# Iceout walleyes!!



## Wallijig (Mar 25, 2015)

Ice has been disappearing last couple weeks up hear in SD. Male walleyes are on the prowl and very aggressive. Friends and I have been having a blast!!

Sample of just a few:


----------



## overboard (Mar 25, 2015)

Nice mess of eyes there! =D>


----------



## Keystone (Mar 26, 2015)

Sweet! Still have over 7 weeks until the opener here in MN. Boat comes home from winter storage today. Making live bait rigs already. Will be ready, willing and able come May 11th! (Opener is May 9th but I do not fish on weekends).


----------



## lowe1648 (Mar 26, 2015)

Why wait tell May the river is open along with the season. Prespawn eyes on the river are going good right now.


----------



## Keystone (Mar 26, 2015)

lowe1648 said:


> Why wait tell May the river is open along with the season. Prespawn eyes on the river are going good right now.
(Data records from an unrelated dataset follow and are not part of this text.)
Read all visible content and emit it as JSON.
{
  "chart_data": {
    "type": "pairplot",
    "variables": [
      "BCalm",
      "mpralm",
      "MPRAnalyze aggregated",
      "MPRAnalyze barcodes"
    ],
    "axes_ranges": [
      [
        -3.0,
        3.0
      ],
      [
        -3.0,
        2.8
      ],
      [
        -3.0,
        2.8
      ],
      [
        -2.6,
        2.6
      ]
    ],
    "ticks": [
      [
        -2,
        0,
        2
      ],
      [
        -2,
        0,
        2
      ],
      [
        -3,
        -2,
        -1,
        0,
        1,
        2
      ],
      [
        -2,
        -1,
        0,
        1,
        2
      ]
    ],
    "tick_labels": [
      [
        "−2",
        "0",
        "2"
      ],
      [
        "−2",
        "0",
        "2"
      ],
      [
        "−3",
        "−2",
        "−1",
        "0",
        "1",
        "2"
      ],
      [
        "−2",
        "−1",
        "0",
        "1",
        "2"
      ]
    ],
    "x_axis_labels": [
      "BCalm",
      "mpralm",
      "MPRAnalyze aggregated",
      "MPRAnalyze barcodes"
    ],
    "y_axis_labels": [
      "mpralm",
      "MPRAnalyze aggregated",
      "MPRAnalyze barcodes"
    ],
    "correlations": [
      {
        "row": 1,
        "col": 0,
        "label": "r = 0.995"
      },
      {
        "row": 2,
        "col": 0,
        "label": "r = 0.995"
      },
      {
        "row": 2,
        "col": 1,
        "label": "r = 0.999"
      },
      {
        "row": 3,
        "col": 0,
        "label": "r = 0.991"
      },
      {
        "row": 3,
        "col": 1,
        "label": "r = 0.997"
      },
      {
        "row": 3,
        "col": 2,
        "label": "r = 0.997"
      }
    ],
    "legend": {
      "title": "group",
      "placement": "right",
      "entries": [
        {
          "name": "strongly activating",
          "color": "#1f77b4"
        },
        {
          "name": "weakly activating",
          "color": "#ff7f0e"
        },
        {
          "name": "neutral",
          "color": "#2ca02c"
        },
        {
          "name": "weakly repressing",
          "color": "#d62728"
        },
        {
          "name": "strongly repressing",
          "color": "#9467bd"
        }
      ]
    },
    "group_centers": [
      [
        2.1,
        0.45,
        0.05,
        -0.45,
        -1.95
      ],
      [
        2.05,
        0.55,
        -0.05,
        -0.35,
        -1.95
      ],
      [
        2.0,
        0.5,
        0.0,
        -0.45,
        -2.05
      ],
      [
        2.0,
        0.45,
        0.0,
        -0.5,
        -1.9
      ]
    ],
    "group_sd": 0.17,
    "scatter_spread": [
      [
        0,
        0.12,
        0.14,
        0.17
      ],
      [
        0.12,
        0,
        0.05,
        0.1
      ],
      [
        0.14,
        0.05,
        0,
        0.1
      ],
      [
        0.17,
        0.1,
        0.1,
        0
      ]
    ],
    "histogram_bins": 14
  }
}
I used to do that. Spent allot on fuel/lodging ect. Now I just wait until after Turkey season and the opener....


----------



## Irish87 (Mar 27, 2015)

Where at in SD?


----------



## FishingCop (Mar 30, 2015)

Irish87 said:


> Where at in SD?



Yeah, what's your location (city) and, how many miles from Chicago? I'm thinking road trip????


----------